自然界と人間界2

元々、自然界というものには全体にとってどうかというモノサシがあります。
そして人間界には、その集団にとってどうかというモノサシがあります。

つまりは、自然界は常に宇宙全体としての調和というものを感じさせるものであり一部の特定の個体や集団のみを特別扱いすることはなく遍く全ての生き物たちに無償の慈しみを与え続ける存在だともいえます。

しかし人間界は、一部の集団の維持や存続というものを優先していることを感じさせるものであり自分が所属する集団にどれだけ貢献することができるかということを重んじます。これは例えば、猿が猿の生息地争いをいつまでも続けるようにその集団を維持していくためには時としては争い、時としては調停して折り合いをつけることに似ています。

今の人間界の問題は、全人類という発想ではなく、自らの所属している集団の正義や利権においていつまでも目先の発想から抜け出せないからだともいえます。

集団を形成する動物たちも同じく、自然の法則よりも集団の法則を優先して自然に対抗していこうとする勢力があることも事実です。しかし、人間はより狡猾で如何に他のそれぞれの境界をまたぎ自分たちの陣地を拡げていくかということにいまだに囚われています。

今の時代を観れば、もう自然界あっての人間界ではなくなってきており、その自然界そのものを人間界が征服できるとさえ思っているような感じもあります。動物たちの絶滅を観ても、それぞれの動物にはそれぞれの世界がありました。それぞれの言語とコミュニケーションを通して、自然界の中で平等に暮らしながら役割を果たしながら学んでいたのです。

その境界線を越えてやってきた人間界を押し付けられ、住処を奪われているのです。
そして同じく人間同士の中でもそれぞれの住処を奪われていく小さな種族や、生き方を異にしてきた古からの伝統そのものを壊すような痛ましいことなどもおこしています。

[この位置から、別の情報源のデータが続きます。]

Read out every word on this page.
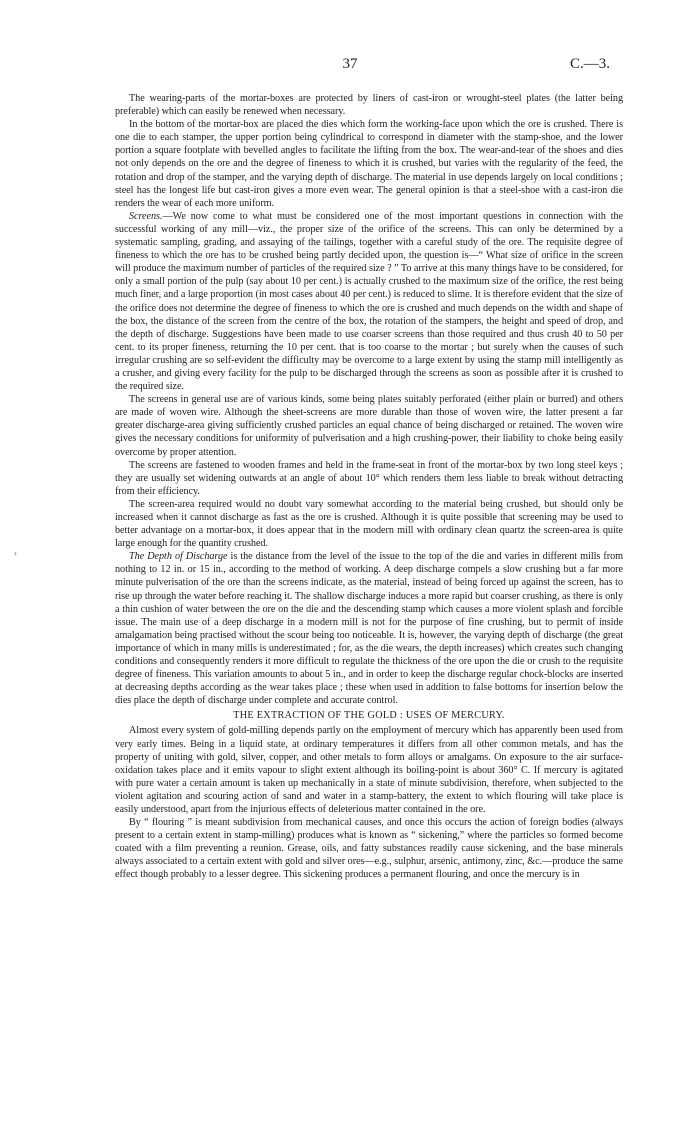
37	C.—3.
›

The wearing-parts of the mortar-boxes are protected by liners of cast-iron or wrought-steel plates (the latter being preferable) which can easily be renewed when necessary.

In the bottom of the mortar-box are placed the dies which form the working-face upon which the ore is crushed. There is one die to each stamper, the upper portion being cylindrical to correspond in diameter with the stamp-shoe, and the lower portion a square footplate with bevelled angles to facilitate the lifting from the box. The wear-and-tear of the shoes and dies not only depends on the ore and the degree of fineness to which it is crushed, but varies with the regularity of the feed, the rotation and drop of the stamper, and the varying depth of discharge. The material in use depends largely on local conditions ; steel has the longest life but cast-iron gives a more even wear. The general opinion is that a steel-shoe with a cast-iron die renders the wear of each more uniform.

Screens.—We now come to what must be considered one of the most important questions in connection with the successful working of any mill—viz., the proper size of the orifice of the screens. This can only be determined by a systematic sampling, grading, and assaying of the tailings, together with a careful study of the ore. The requisite degree of fineness to which the ore has to be crushed being partly decided upon, the question is—“ What size of orifice in the screen will produce the maximum number of particles of the required size ? ” To arrive at this many things have to be considered, for only a small portion of the pulp (say about 10 per cent.) is actually crushed to the maximum size of the orifice, the rest being much finer, and a large proportion (in most cases about 40 per cent.) is reduced to slime. It is therefore evident that the size of the orifice does not determine the degree of fineness to which the ore is crushed and much depends on the width and shape of the box, the distance of the screen from the centre of the box, the rotation of the stampers, the height and speed of drop, and the depth of discharge. Suggestions have been made to use coarser screens than those required and thus crush 40 to 50 per cent. to its proper fineness, returning the 10 per cent. that is too coarse to the mortar ; but surely when the causes of such irregular crushing are so self-evident the difficulty may be overcome to a large extent by using the stamp mill intelligently as a crusher, and giving every facility for the pulp to be discharged through the screens as soon as possible after it is crushed to the required size.

The screens in general use are of various kinds, some being plates suitably perforated (either plain or burred) and others are made of woven wire. Although the sheet-screens are more durable than those of woven wire, the latter present a far greater discharge-area giving sufficiently crushed particles an equal chance of being discharged or retained. The woven wire gives the necessary conditions for uniformity of pulverisation and a high crushing-power, their liability to choke being easily overcome by proper attention.

The screens are fastened to wooden frames and held in the frame-seat in front of the mortar-box by two long steel keys ; they are usually set widening outwards at an angle of about 10° which renders them less liable to break without detracting from their efficiency.

The screen-area required would no doubt vary somewhat according to the material being crushed, but should only be increased when it cannot discharge as fast as the ore is crushed. Although it is quite possible that screening may be used to better advantage on a mortar-box, it does appear that in the modern mill with ordinary clean quartz the screen-area is quite large enough for the quantity crushed.

The Depth of Discharge is the distance from the level of the issue to the top of the die and varies in different mills from nothing to 12 in. or 15 in., according to the method of working. A deep discharge compels a slow crushing but a far more minute pulverisation of the ore than the screens indicate, as the material, instead of being forced up against the screen, has to rise up through the water before reaching it. The shallow discharge induces a more rapid but coarser crushing, as there is only a thin cushion of water between the ore on the die and the descending stamp which causes a more violent splash and forcible issue. The main use of a deep discharge in a modern mill is not for the purpose of fine crushing, but to permit of inside amalgamation being practised without the scour being too noticeable. It is, however, the varying depth of discharge (the great importance of which in many mills is underestimated ; for, as the die wears, the depth increases) which creates such changing conditions and consequently renders it more difficult to regulate the thickness of the ore upon the die or crush to the requisite degree of fineness. This variation amounts to about 5 in., and in order to keep the discharge regular chock-blocks are inserted at decreasing depths according as the wear takes place ; these when used in addition to false bottoms for insertion below the dies place the depth of discharge under complete and accurate control.

THE EXTRACTION OF THE GOLD : USES OF MERCURY.

Almost every system of gold-milling depends partly on the employment of mercury which has apparently been used from very early times. Being in a liquid state, at ordinary temperatures it differs from all other common metals, and has the property of uniting with gold, silver, copper, and other metals to form alloys or amalgams. On exposure to the air surface-oxidation takes place and it emits vapour to slight extent although its boiling-point is about 360° C. If mercury is agitated with pure water a certain amount is taken up mechanically in a state of minute subdivision, therefore, when subjected to the violent agitation and scouring action of sand and water in a stamp-battery, the extent to which flouring will take place is easily understood, apart from the injurious effects of deleterious matter contained in the ore.

By “ flouring ” is meant subdivision from mechanical causes, and once this occurs the action of foreign bodies (always present to a certain extent in stamp-milling) produces what is known as “ sickening,” where the particles so formed become coated with a film preventing a reunion. Grease, oils, and fatty substances readily cause sickening, and the base minerals always associated to a certain extent with gold and silver ores—e.g., sulphur, arsenic, antimony, zinc, &c.—produce the same effect though probably to a lesser degree. This sickening produces a permanent flouring, and once the mercury is in
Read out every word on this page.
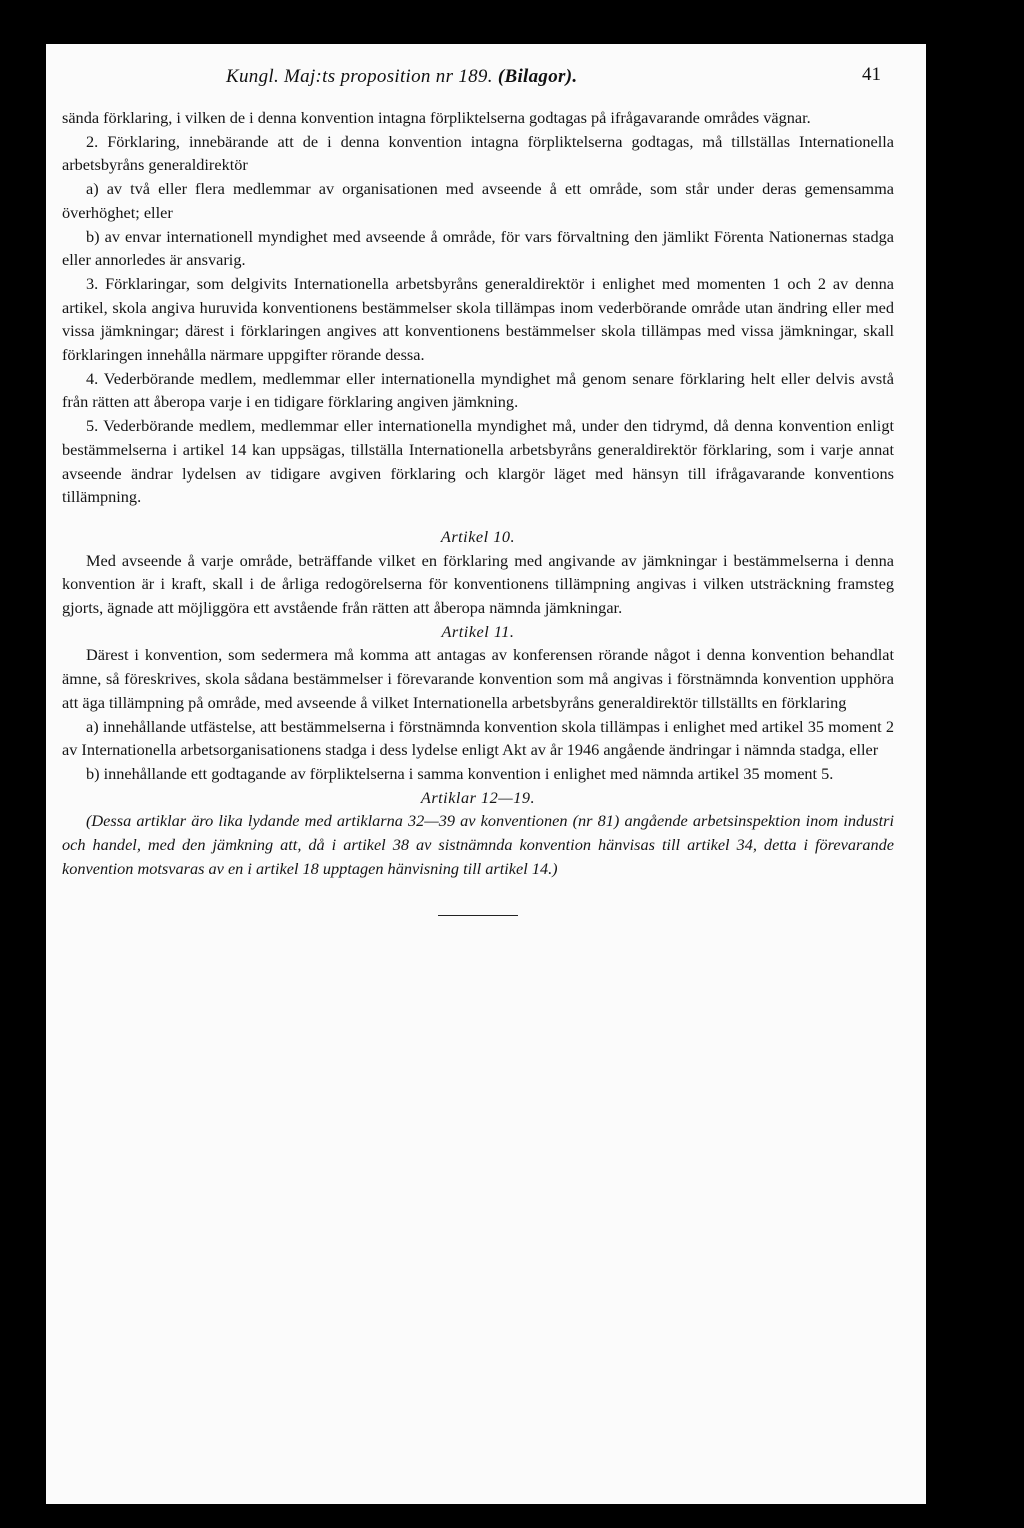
Kungl. Maj:ts proposition nr 189. (Bilagor).	41

sända förklaring, i vilken de i denna konvention intagna förpliktelserna godtagas på ifrågavarande områdes vägnar.

2. Förklaring, innebärande att de i denna konvention intagna förpliktelserna godtagas, må tillställas Internationella arbetsbyråns generaldirektör

a) av två eller flera medlemmar av organisationen med avseende å ett område, som står under deras gemensamma överhöghet; eller

b) av envar internationell myndighet med avseende å område, för vars förvaltning den jämlikt Förenta Nationernas stadga eller annorledes är ansvarig.

3. Förklaringar, som delgivits Internationella arbetsbyråns generaldirektör i enlighet med momenten 1 och 2 av denna artikel, skola angiva huruvida konventionens bestämmelser skola tillämpas inom vederbörande område utan ändring eller med vissa jämkningar; därest i förklaringen angives att konventionens bestämmelser skola tillämpas med vissa jämkningar, skall förklaringen innehålla närmare uppgifter rörande dessa.

4. Vederbörande medlem, medlemmar eller internationella myndighet må genom senare förklaring helt eller delvis avstå från rätten att åberopa varje i en tidigare förklaring angiven jämkning.

5. Vederbörande medlem, medlemmar eller internationella myndighet må, under den tidrymd, då denna konvention enligt bestämmelserna i artikel 14 kan uppsägas, tillställa Internationella arbetsbyråns generaldirektör förklaring, som i varje annat avseende ändrar lydelsen av tidigare avgiven förklaring och klargör läget med hänsyn till ifrågavarande konventions tillämpning.

Artikel 10.

Med avseende å varje område, beträffande vilket en förklaring med angivande av jämkningar i bestämmelserna i denna konvention är i kraft, skall i de årliga redogörelserna för konventionens tillämpning angivas i vilken utsträckning framsteg gjorts, ägnade att möjliggöra ett avstående från rätten att åberopa nämnda jämkningar.

Artikel 11.

Därest i konvention, som sedermera må komma att antagas av konferensen rörande något i denna konvention behandlat ämne, så föreskrives, skola sådana bestämmelser i förevarande konvention som må angivas i förstnämnda konvention upphöra att äga tillämpning på område, med avseende å vilket Internationella arbetsbyråns generaldirektör tillställts en förklaring

a) innehållande utfästelse, att bestämmelserna i förstnämnda konvention skola tillämpas i enlighet med artikel 35 moment 2 av Internationella arbetsorganisationens stadga i dess lydelse enligt Akt av år 1946 angående ändringar i nämnda stadga, eller

b) innehållande ett godtagande av förpliktelserna i samma konvention i enlighet med nämnda artikel 35 moment 5.

Artiklar 12—19.

(Dessa artiklar äro lika lydande med artiklarna 32—39 av konventionen (nr 81) angående arbetsinspektion inom industri och handel, med den jämkning att, då i artikel 38 av sistnämnda konvention hänvisas till artikel 34, detta i förevarande konvention motsvaras av en i artikel 18 upptagen hänvisning till artikel 14.)
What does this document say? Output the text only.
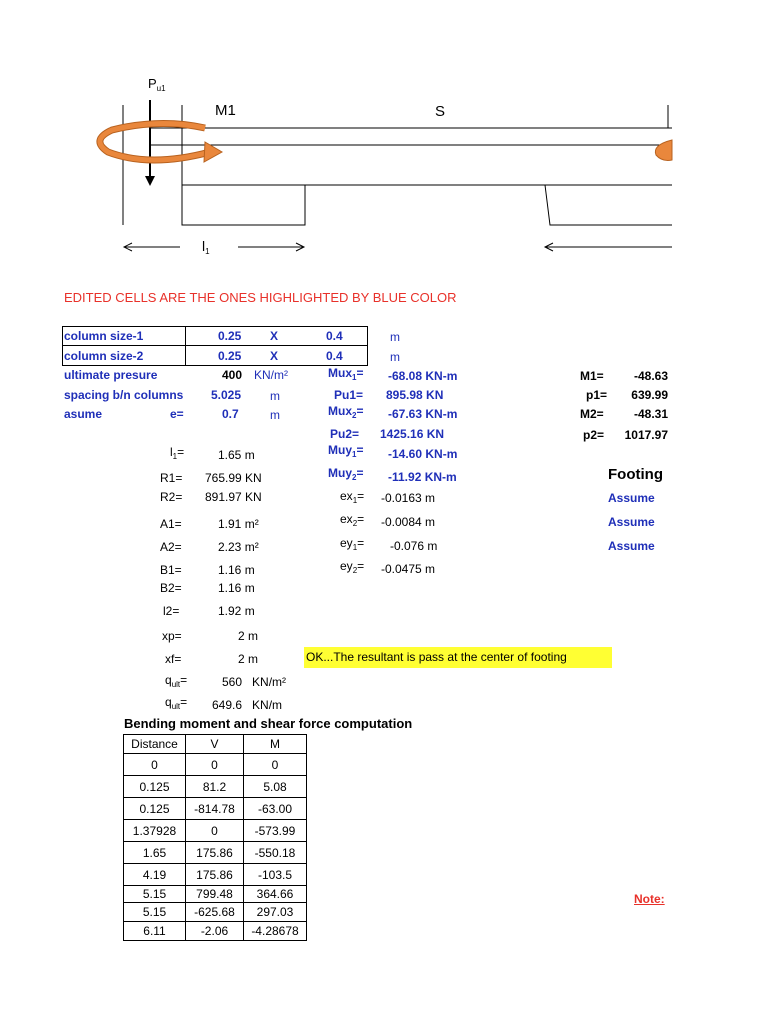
$P_{u1}$
M1	S
$l_1$
EDITED CELLS ARE THE ONES HIGHLIGHTED BY BLUE COLOR
column size-1	0.25 X	0.4	m
column size-2	0.25 X	0.4	m
ultimate presure	400 KN/m²
spacing b/n columns 5.025 m
asume	e=	0.7	m
Mux$_1$= -68.08 KN-m
Pu1= 895.98 KN
Mux$_2$= -67.63 KN-m
Pu2= 1425.16 KN
Muy$_1$= -14.60 KN-m
Muy$_2$= -11.92 KN-m
$ex_1= -0.0163$ m
$ex_2= -0.0084$ m
$ey_1= -0.076$ m
$ey_2= -0.0475$ m
M1=	-48.63
p1=	639.99
M2=	-48.31
p2=	1017.97
Footing
Assume
Assume
Assume
$l_1=$	1.65 m
R1= 765.99 KN
R2= 891.97 KN
A1=	1.91 m²
A2=	2.23 m²
B1=	1.16 m
B2=	1.16 m
l2=	1.92 m
xp=	2 m
xf=	2 m
$q_{ult}=$	560 KN/m²
$q_{ult}= 649.6$ KN/m
OK...The resultant is pass at the center of footing
Bending moment and shear force computation
Distance	V	M
0	0	0
0.125	81.2	5.08
0.125	-814.78	-63.00
1.37928	0	-573.99
1.65	175.86	-550.18
4.19	175.86	-103.5
5.15	799.48	364.66
5.15	-625.68	297.03
6.11	-2.06	-4.28678
Note:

今の環境問題も、自然破壊の問題も、非人道的行為も、戦争も、人権無視も貧困も、すべては人間界で起きている事件であるのです。これは人間が何かの教育により、私たちが自然界の中の人間界であることを分からなくなるようなことを刷り込みでやっているとも言えるのではないでしょうか。

例えば、今の環境問題の本などは地球が泣いている絵を見せて、地球が可哀そうだからゴミは捨てないようにねと小学校などで説明している授業がありました。これは完全におかしな話で昨日書いた愛護という考え方で地球に対峙させようとします。そもそも地球は愛護するものではなく、地球は保護するのは畏怖尊敬の念があるからです。偉大な山や川を守ろうとするのは、人間の科学で何かを施すのではなく、そのままでいただこうという畏む念より生じるのが本来の在り方なのです。

太陽が弱くなってきたから、核爆弾でも打ち込んで活性化させようという発想も、地球がゴミがいっぱいになるから宇宙に捨てにいこうなどという愚策も、すべてはそういう自然を征服できると勘違いしている人間の傲慢さから生じているのです。

人間界というものは、自然界がなければ存在することはできません、人間が食べているものもすべては栽培養殖をあらゆる手を使ったにせよ、そこに空気や風、太陽、土、水などの偉大な恩恵がなければ何も生み出すことはできません。

自然界の中に人間界があるように、他の動植物の世界もまた同じく自然界の中に存在しているのです。それをなくなって可哀そうと思うのではなく、互いを尊重してそれぞれの世界も存在させていく方が真の豊かさであるのだと如何に全体のために目覚めるかが人類における覚醒であるのだと私は思います。

人類は今、大変な過渡期を迎えています。

この自然界を人間界一色に塗り替えようとするような勢いで人間が蔓延っています。そしてそれを書く私もまた人間を深く愛している一人なのです。だからこそ、もっと自然界のことに目覚め私たちが人間界のことに気づけるように色々と手を打っていかなければなりません。気づいても形にできなければ何も変わらないからです。

まだまだ自然界と人間界の様々なズレを書いていこうと思います。